NCTV Episode 29

Continuing with the series of bitesize health tip videos which can be found here on my YouTube Channel, this episode, includes:-

  • Why walking is important
  • The recommended level of physical activity a week
  • The health benefits of walking
  • An inviting scene to entice you outside for an Autumnal walk
  • Ways to motivate yourself and make walking a habit


If you’d prefer to read the content within, rather than watch the video, then feel free to read the transcript, as follows:-

Hello and welcome to NCTV Episode 29 which is all about the health benefits of walking.

First of all, why choose walking as a topic?

Well in the UK and as I’m sure it is elsewhere in the world, physical inactivity is a public health problem. Here it is responsible for 1 in 6 deaths which is equal to smoking and it’s been found that 1 in 3 men and 1 in 2 women are not active enough for good health.

People who don’t achieve the recommended level of physical activity are at risk of developing serious illnesses such as diabetes, heart disease and cancer.

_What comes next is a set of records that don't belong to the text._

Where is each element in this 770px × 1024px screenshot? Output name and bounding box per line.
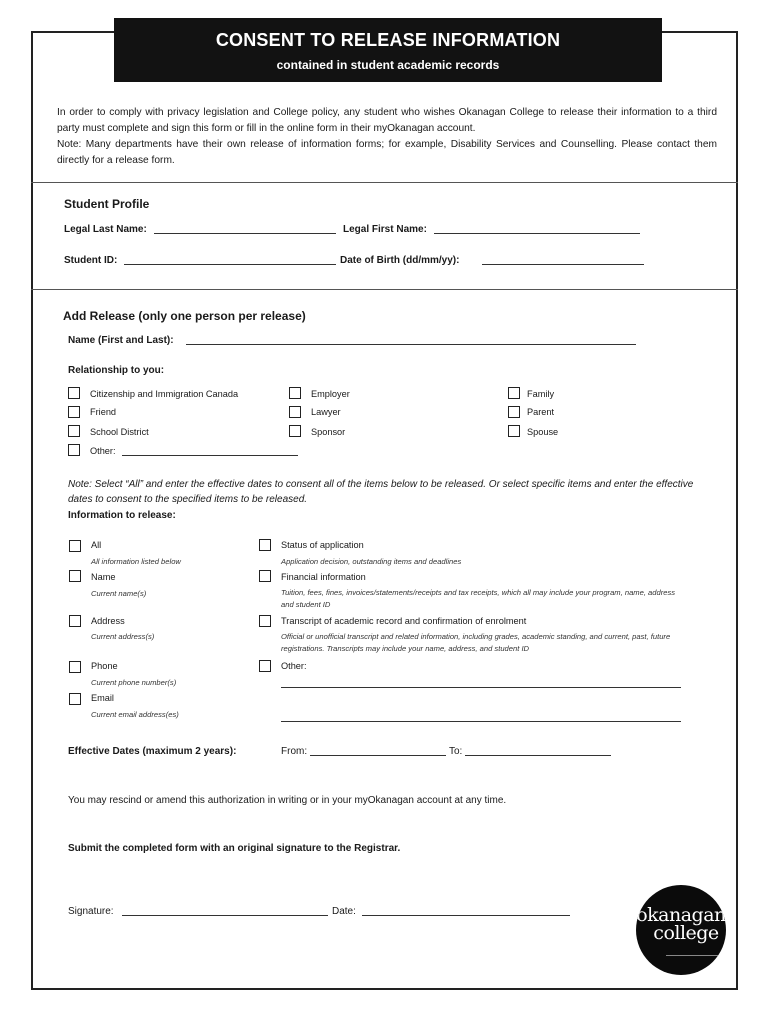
family-checkbox[interactable] [508,387,520,399]
section-divider [31,289,738,290]
form-subtitle: contained in student academic records [276,58,500,72]
signature-date-label: Date: [332,906,356,917]
student-id-field[interactable] [124,264,336,265]
lawyer-label: Lawyer [311,407,341,417]
add-release-heading: Add Release (only one person per release) [63,309,306,323]
transcript-label: Transcript of academic record and confirmation of enrolment [281,616,527,626]
logo-line-2: college [653,922,719,944]
all-checkbox[interactable] [69,540,81,552]
signature-label: Signature: [68,906,114,917]
relationship-other-label: Other: [90,446,116,456]
name-description: Current name(s) [91,589,147,598]
release-name-field[interactable] [186,344,636,345]
info-other-field-2[interactable] [281,721,681,722]
submit-instruction: Submit the completed form with an original signature to the Registrar. [68,843,401,854]
from-date-field[interactable] [310,755,446,756]
okanagan-college-logo [636,885,726,975]
email-label: Email [91,693,114,703]
dob-field[interactable] [482,264,644,265]
friend-label: Friend [90,407,117,417]
release-note: Note: Select “All” and enter the effective dates to consent all of the items below to be released. Or select specific items and enter the effective dates to consent to the specified items to be released. [68,479,694,505]
all-description: All information listed below [91,557,181,566]
form-header [114,18,662,82]
address-checkbox[interactable] [69,615,81,627]
email-checkbox[interactable] [69,693,81,705]
student-profile-heading: Student Profile [64,197,150,211]
section-divider [31,182,738,183]
legal-first-name-label: Legal First Name: [343,224,427,235]
citizenship-label: Citizenship and Immigration Canada [90,389,239,399]
all-label: All [91,540,102,550]
employer-label: Employer [311,389,350,399]
legal-last-name-field[interactable] [154,233,336,234]
financial-checkbox[interactable] [259,570,271,582]
parent-checkbox[interactable] [508,406,520,418]
address-description: Current address(s) [91,632,155,641]
to-date-field[interactable] [465,755,611,756]
name-checkbox[interactable] [69,570,81,582]
release-name-label: Name (First and Last): [68,335,174,346]
intro-text [57,105,717,169]
family-label: Family [527,389,555,399]
logo-rule [666,955,718,956]
signature-field[interactable] [122,915,328,916]
phone-description: Current phone number(s) [91,678,177,687]
info-other-checkbox[interactable] [259,660,271,672]
student-id-label: Student ID: [64,255,118,266]
name-label: Name [91,572,116,582]
form-title: CONSENT TO RELEASE INFORMATION [215,30,561,50]
effective-dates-label: Effective Dates (maximum 2 years): [68,746,237,757]
info-other-field-1[interactable] [281,687,681,688]
parent-label: Parent [527,407,555,417]
phone-checkbox[interactable] [69,661,81,673]
rescind-text: You may rescind or amend this authorization in writing or in your myOkanagan account at any time. [68,795,507,806]
status-description: Application decision, outstanding items and deadlines [281,557,462,566]
citizenship-checkbox[interactable] [68,387,80,399]
legal-last-name-label: Legal Last Name: [64,224,147,235]
phone-label: Phone [91,661,118,671]
sponsor-label: Sponsor [311,427,346,437]
lawyer-checkbox[interactable] [289,406,301,418]
financial-description: Tuition, fees, fines, invoices/statements/receipts and tax receipts, which all may include your program, name, address and student ID [281,588,676,609]
relationship-label: Relationship to you: [68,365,165,376]
relationship-other-field[interactable] [122,455,298,456]
address-label: Address [91,616,125,626]
status-checkbox[interactable] [259,539,271,551]
sponsor-checkbox[interactable] [289,425,301,437]
to-label: To: [449,746,463,757]
intro-paragraph: In order to comply with privacy legislation and College policy, any student who wishes Okanagan College to release their information to a third party must complete and sign this form or fill in the online form in their myOkanagan account. [57,107,717,134]
signature-date-field[interactable] [362,915,570,916]
intro-note: Note: Many departments have their own release of information forms; for example, Disability Services and Counselling. Please contact them directly for a release form. [57,139,717,166]
relationship-other-checkbox[interactable] [68,444,80,456]
info-other-label: Other: [281,661,307,671]
info-to-release-label: Information to release: [68,510,176,521]
financial-label: Financial information [281,572,366,582]
employer-checkbox[interactable] [289,387,301,399]
transcript-checkbox[interactable] [259,615,271,627]
spouse-checkbox[interactable] [508,425,520,437]
friend-checkbox[interactable] [68,406,80,418]
transcript-description: Official or unofficial transcript and related information, including grades, academic standing, and current, past, future registrations. Transcripts may include your name, address, and student ID [281,632,671,653]
school-district-checkbox[interactable] [68,425,80,437]
from-label: From: [281,746,308,757]
legal-first-name-field[interactable] [434,233,640,234]
status-label: Status of application [281,540,364,550]
dob-label: Date of Birth (dd/mm/yy): [340,255,460,266]
school-district-label: School District [90,427,149,437]
email-description: Current email address(es) [91,710,179,719]
logo-line-1: okanagan [636,904,726,926]
spouse-label: Spouse [527,427,559,437]
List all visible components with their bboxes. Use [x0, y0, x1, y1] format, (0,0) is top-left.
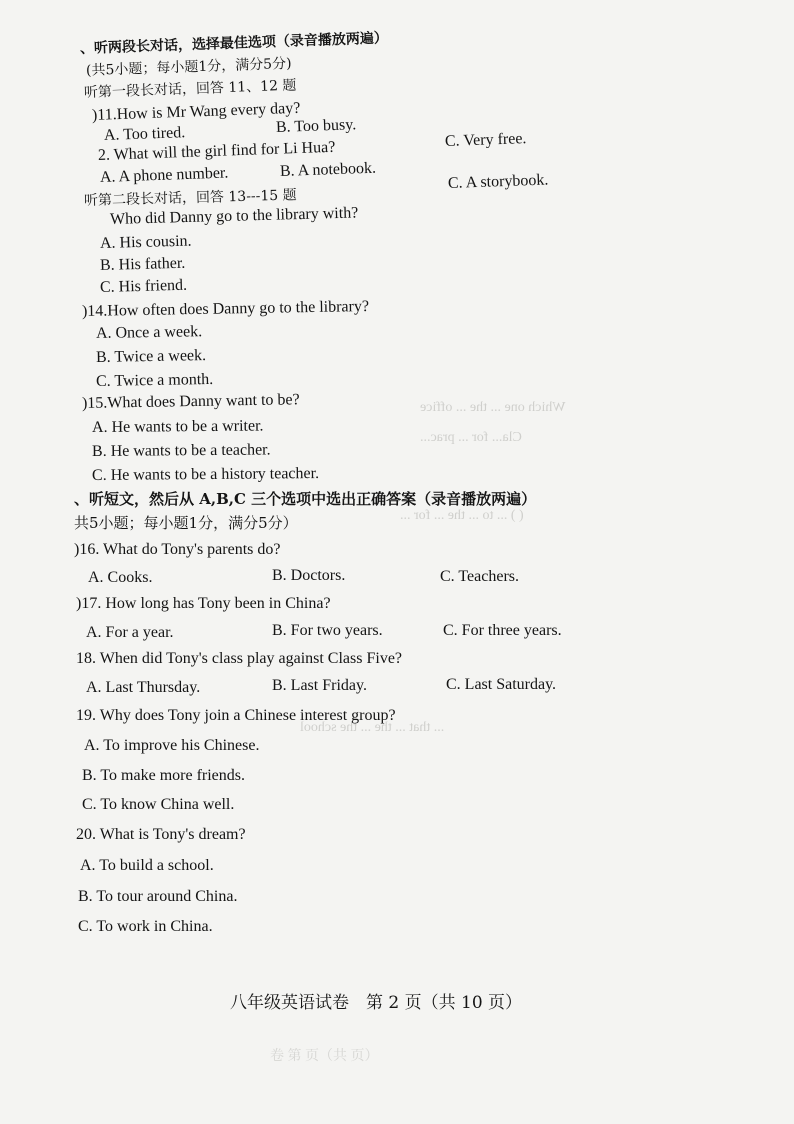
question-15-option-a: A. He wants to be a writer.: [91, 417, 264, 436]
question-12-option-c: C. A storybook.: [447, 171, 549, 192]
question-20-stem: 20. What is Tony's dream?: [76, 826, 246, 843]
question-12-option-b: B. A notebook.: [279, 159, 377, 180]
question-17-option-c: C. For three years.: [443, 622, 562, 639]
question-17-option-a: A. For a year.: [86, 624, 174, 641]
question-19-stem: 19. Why does Tony join a Chinese interest group?: [76, 707, 396, 724]
question-13-stem: Who did Danny go to the library with?: [109, 204, 359, 228]
question-20-option-b: B. To tour around China.: [78, 888, 238, 905]
question-20-option-a: A. To build a school.: [80, 857, 214, 874]
question-18-stem: 18. When did Tony's class play against Class Five?: [76, 650, 403, 667]
question-15-stem: )15.What does Danny want to be?: [81, 391, 300, 412]
page-footer: 八年级英语试卷 第 2 页（共 10 页）: [230, 993, 523, 1013]
question-11-option-b: B. Too busy.: [275, 116, 357, 136]
bleed-through-text: ( ) ... to ... the ... for ...: [400, 508, 524, 523]
question-12-option-a: A. A phone number.: [99, 164, 229, 186]
question-13-option-c: C. His friend.: [99, 276, 188, 296]
question-19-option-c: C. To know China well.: [82, 796, 235, 813]
dialog-1-instruction: 听第一段长对话，回答 11、12 题: [83, 77, 297, 101]
question-17-option-b: B. For two years.: [272, 622, 383, 639]
question-19-option-b: B. To make more friends.: [82, 767, 245, 784]
question-11-stem: )11.How is Mr Wang every day?: [91, 99, 301, 124]
question-11-option-a: A. Too tired.: [103, 124, 186, 144]
question-20-option-c: C. To work in China.: [78, 918, 213, 935]
section-b-header: 、听短文，然后从 A,B,C 三个选项中选出正确答案（录音播放两遍）: [74, 490, 537, 508]
question-12-stem: 2. What will the girl find for Li Hua?: [97, 138, 336, 164]
question-15-option-b: B. He wants to be a teacher.: [91, 441, 271, 460]
question-13-option-a: A. His cousin.: [99, 232, 192, 252]
question-11-option-c: C. Very free.: [444, 130, 527, 150]
bleed-through-text: ... that ... the ... the school: [300, 720, 445, 735]
question-16-stem: )16. What do Tony's parents do?: [74, 541, 281, 558]
question-18-option-b: B. Last Friday.: [272, 677, 367, 694]
question-18-option-a: A. Last Thursday.: [86, 679, 201, 696]
question-16-option-b: B. Doctors.: [272, 567, 346, 584]
question-14-stem: )14.How often does Danny go to the library?: [81, 297, 370, 320]
bleed-through-text: Cla... for ... prac...: [420, 430, 522, 445]
section-a-subheader: (共5小题；每小题1分，满分5分): [85, 55, 292, 79]
bleed-through-text: 卷 第 页（共 页）: [270, 1049, 379, 1064]
question-16-option-a: A. Cooks.: [88, 569, 153, 586]
question-19-option-a: A. To improve his Chinese.: [84, 737, 260, 754]
section-a-header: 、听两段长对话，选择最佳选项（录音播放两遍）: [79, 30, 389, 57]
question-14-option-c: C. Twice a month.: [95, 370, 214, 390]
question-16-option-c: C. Teachers.: [440, 568, 519, 585]
section-b-subheader: 共5小题；每小题1分，满分5分）: [74, 514, 298, 532]
question-13-option-b: B. His father.: [99, 254, 186, 274]
question-18-option-c: C. Last Saturday.: [446, 676, 557, 693]
dialog-2-instruction: 听第二段长对话，回答 13---15 题: [83, 187, 297, 209]
question-17-stem: )17. How long has Tony been in China?: [76, 595, 331, 612]
bleed-through-text: Which one ... the ... office: [420, 400, 566, 415]
question-15-option-c: C. He wants to be a history teacher.: [91, 465, 320, 484]
question-14-option-b: B. Twice a week.: [95, 347, 207, 366]
question-14-option-a: A. Once a week.: [95, 323, 203, 342]
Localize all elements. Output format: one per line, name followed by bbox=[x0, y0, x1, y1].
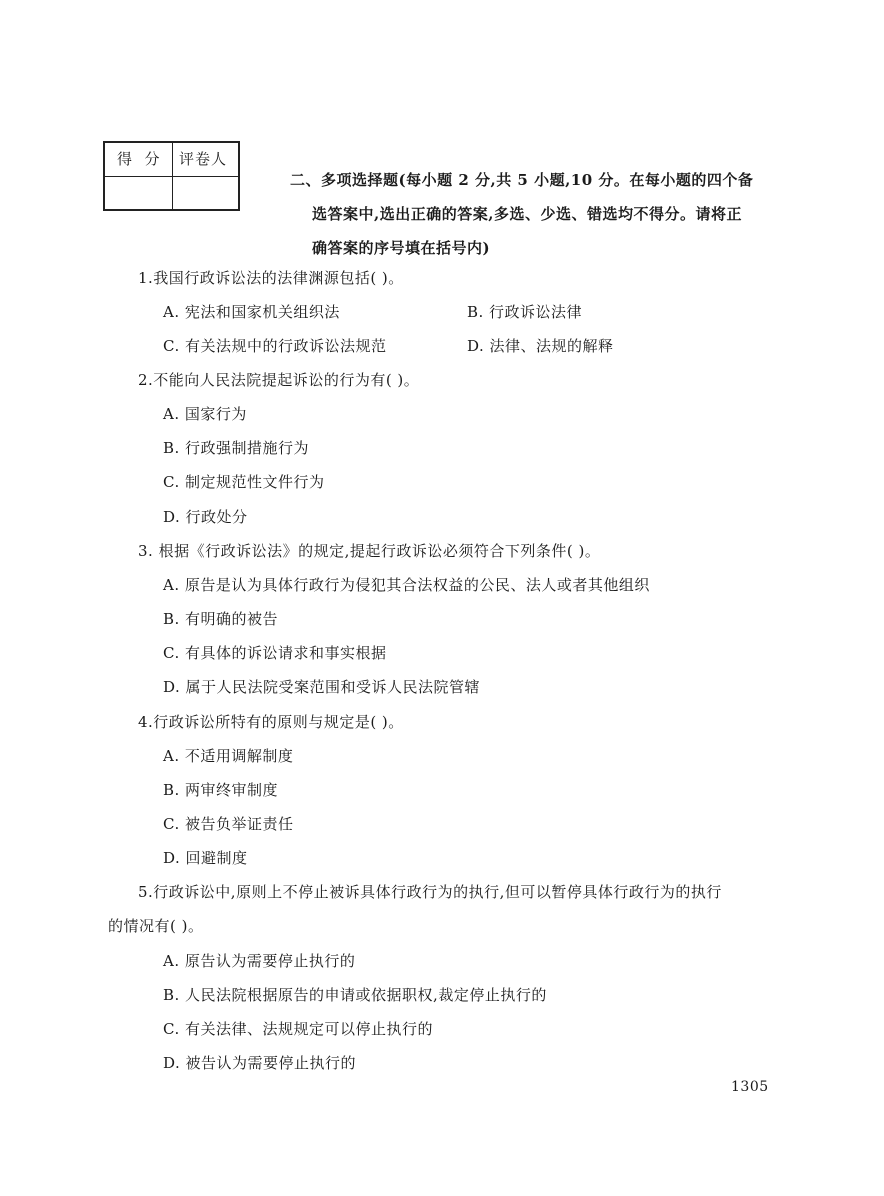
question-3-option-c: C. 有具体的诉讼请求和事实根据 bbox=[163, 644, 387, 662]
question-2-stem: 2.不能向人民法院提起诉讼的行为有( )。 bbox=[138, 371, 420, 389]
page-number: 1305 bbox=[731, 1079, 769, 1095]
question-3-option-b: B. 有明确的被告 bbox=[163, 610, 279, 628]
question-5-option-a: A. 原告认为需要停止执行的 bbox=[163, 952, 356, 970]
section-heading-line2: 选答案中,选出正确的答案,多选、少选、错选均不得分。请将正 bbox=[312, 205, 742, 223]
question-5-option-d: D. 被告认为需要停止执行的 bbox=[163, 1054, 357, 1072]
question-4-option-a: A. 不适用调解制度 bbox=[163, 747, 294, 765]
question-3-stem: 3. 根据《行政诉讼法》的规定,提起行政诉讼必须符合下列条件( )。 bbox=[138, 542, 601, 560]
question-5-stem: 5.行政诉讼中,原则上不停止被诉具体行政行为的执行,但可以暂停具体行政行为的执行 bbox=[138, 883, 722, 901]
question-2-option-d: D. 行政处分 bbox=[163, 508, 248, 526]
question-2-option-a: A. 国家行为 bbox=[163, 405, 247, 423]
section-heading-line3: 确答案的序号填在括号内) bbox=[312, 239, 491, 257]
question-1-option-d: D. 法律、法规的解释 bbox=[467, 337, 614, 355]
question-5-option-c: C. 有关法律、法规规定可以停止执行的 bbox=[163, 1020, 433, 1038]
question-3-option-d: D. 属于人民法院受案范围和受诉人民法院管辖 bbox=[163, 678, 481, 696]
question-1-option-c: C. 有关法规中的行政诉讼法规范 bbox=[163, 337, 387, 355]
question-1-stem: 1.我国行政诉讼法的法律渊源包括( )。 bbox=[138, 269, 404, 287]
question-2-option-c: C. 制定规范性文件行为 bbox=[163, 473, 325, 491]
question-1-option-b: B. 行政诉讼法律 bbox=[467, 303, 583, 321]
question-4-option-d: D. 回避制度 bbox=[163, 849, 248, 867]
score-table-divider-v bbox=[172, 143, 173, 209]
question-4-stem: 4.行政诉讼所特有的原则与规定是( )。 bbox=[138, 713, 404, 731]
question-5-option-b: B. 人民法院根据原告的申请或依据职权,裁定停止执行的 bbox=[163, 986, 547, 1004]
section-heading-line1: 二、多项选择题(每小题 2 分,共 5 小题,10 分。在每小题的四个备 bbox=[290, 171, 754, 189]
score-table bbox=[103, 141, 240, 211]
question-4-option-b: B. 两审终审制度 bbox=[163, 781, 279, 799]
question-4-option-c: C. 被告负举证责任 bbox=[163, 815, 294, 833]
section-heading bbox=[290, 163, 790, 265]
score-label: 得 分 bbox=[117, 150, 161, 168]
question-3-option-a: A. 原告是认为具体行政行为侵犯其合法权益的公民、法人或者其他组织 bbox=[163, 576, 650, 594]
question-5-stem-continued: 的情况有( )。 bbox=[108, 917, 204, 935]
grader-label: 评卷人 bbox=[179, 150, 228, 168]
question-2-option-b: B. 行政强制措施行为 bbox=[163, 439, 310, 457]
question-1-option-a: A. 宪法和国家机关组织法 bbox=[163, 303, 340, 321]
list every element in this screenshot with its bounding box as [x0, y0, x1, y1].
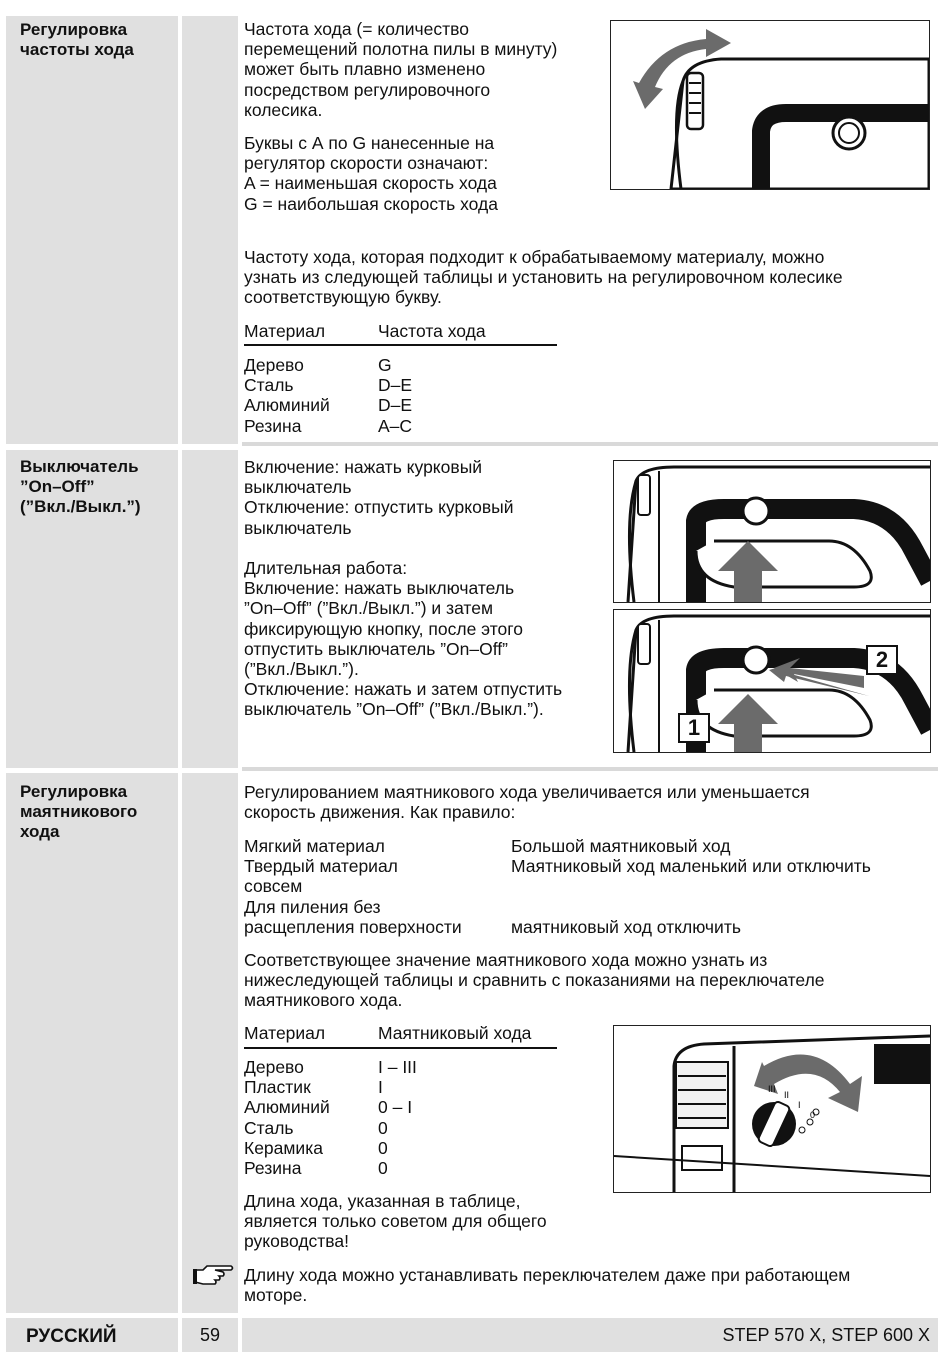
rule-material: Мягкий материал: [244, 836, 385, 856]
list-item: [244, 897, 871, 937]
switch-text-basic: Включение: нажать курковый выключатель Отключение: отпустить курковый выключатель: [244, 457, 514, 538]
table-header-rule: [244, 1047, 557, 1049]
speed-intro: Частота хода (= количество перемещений полотна пилы в минуту) может быть плавно изменено посредством регулировочного колесика.: [244, 19, 558, 120]
footer-model-cell: [242, 1318, 938, 1352]
section-title-pendulum: Регулировка маятникового хода: [20, 782, 138, 841]
dial-mark-3: III: [768, 1084, 776, 1094]
table-cell-value: G: [378, 355, 392, 375]
speed-table: [244, 321, 486, 341]
table-row: [244, 1118, 417, 1138]
section-divider: [242, 442, 938, 446]
table-cell-material: Алюминий: [244, 1097, 330, 1118]
trigger-press-illustration: [613, 460, 931, 603]
table-header-row: [244, 321, 486, 341]
footer-model: STEP 570 X, STEP 600 X: [722, 1325, 930, 1345]
table-cell-material: Керамика: [244, 1137, 323, 1158]
table-cell-value: D–E: [378, 395, 413, 416]
table-cell-material: Дерево: [244, 355, 304, 375]
speed-dial-illustration: [610, 20, 930, 190]
table-cell-material: Алюминий: [244, 395, 330, 416]
section-label-column: [6, 16, 178, 444]
rule-setting: маятниковый ход отключить: [511, 916, 741, 937]
table-row: [244, 1057, 417, 1077]
section-label-column: [6, 773, 178, 1313]
pendulum-table-body: [244, 1057, 417, 1178]
pendulum-intro: Регулированием маятникового хода увеличивается или уменьшается скорость движения. Как правило:: [244, 782, 810, 823]
table-row: [244, 1097, 417, 1117]
pendulum-table: [244, 1023, 531, 1043]
table-header-row: [244, 1023, 531, 1043]
table-header-material: Материал: [244, 321, 326, 341]
section-margin-column: [182, 773, 238, 1313]
section-divider: [242, 767, 938, 771]
footer-language: РУССКИЙ: [26, 1326, 117, 1347]
dial-mark-2: II: [784, 1090, 790, 1100]
table-cell-material: Резина: [244, 1158, 302, 1179]
switch-text-continuous: Длительная работа: Включение: нажать выключатель ”On–Off” (”Вкл./Выкл.”) и затем фиксирующую кнопку, после этого отпустить выключатель ”On–Off” (”Вкл./Выкл.”). Отключение: нажать и затем отпустить выключатель ”On–Off” (”Вкл./Выкл.”).: [244, 558, 563, 720]
pendulum-rules: [244, 836, 871, 937]
table-cell-material: Сталь: [244, 1117, 294, 1138]
dial-mark-0: 0: [810, 1110, 816, 1120]
section-title-switch: Выключатель ”On–Off” (”Вкл./Выкл.”): [20, 457, 141, 516]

So what is the recommended level of physical activity? Well the UK Chief Medical Officer recommends at least 150 minutes of moderate intensity activity, or 75 minutes vigorous activity, or a combination of both, a week

If you struggle to know where, when and how to get your exercise in, starting with a brisk walk on a trail near you, close to home is one of the easiest forms of exercise to improve your health.

The great thing about walking is that everyone can benefit from it, not only by reducing the risk of developing serious conditions but also in helping to manage those conditions if you do already have them, including cancer.

Certain conditions that walking can help to reduce the risk of are Alzheimer’s, Colon Cancer, and Type 2 Diabetes, all by 40%, depression by 30% and coronary heart disease & breast cancer both by 20%.

When it comes to management of conditions, regular physical activity such as brisk walking improves the control of blood sugar levels in people with type 2 diabetes, it can help people in the rehabilitation of stroke and COPD patients. It can help prevent bone loss associated with aging. It can help counter the effects of rheumatoid arthritis and can be as effective as an anti-depressant for those who suffer with mild or moderate depression.

Those are some of the main conditions it can help with but the list doesn’t end there, walking is also beneficial for longevity, weight loss, muscle strength, improving sleep, supporting your joints, improving your breathing and energy levels and slowing down mental decline.

Moving on and just to say that it has been reported that 1 in 4 people would be more active if advised to do so by a healthcare professional – So here it is, my advice to you as a healthcare professional, increase your exercise for better health outcomes, and what easier way to do that than starting with enjoying a brisk Autumn walk in the woods, parks and downs near you?

It’s free, it’s easy to do, and it’s easy on the joints so be sure to get yourself some comfortable and supportive shoes or trainers, pack yourself some water and healthy snacks (and maybe in this weather a waterproof jacket) and get yourself out there.

Don’t just make it a one off though, make it a habit and think of ways to include it in your daily routine such as walking more to the shops or work, or doing it regularly with a friend or family member. You could even join a local walking or rambling group.

If it helps, try listening to some up-tempo music or a podcast you enjoy.

If you need some extra motivation there are numerous fitness tracker style watches and also various walking apps you can get to set goals, see nearby routes, number of steps taken, calories burnt and some with rewards to unlock to keep you going too.

So there you have it for this week’s bitesize tip to help your health flourish, bye bye for now.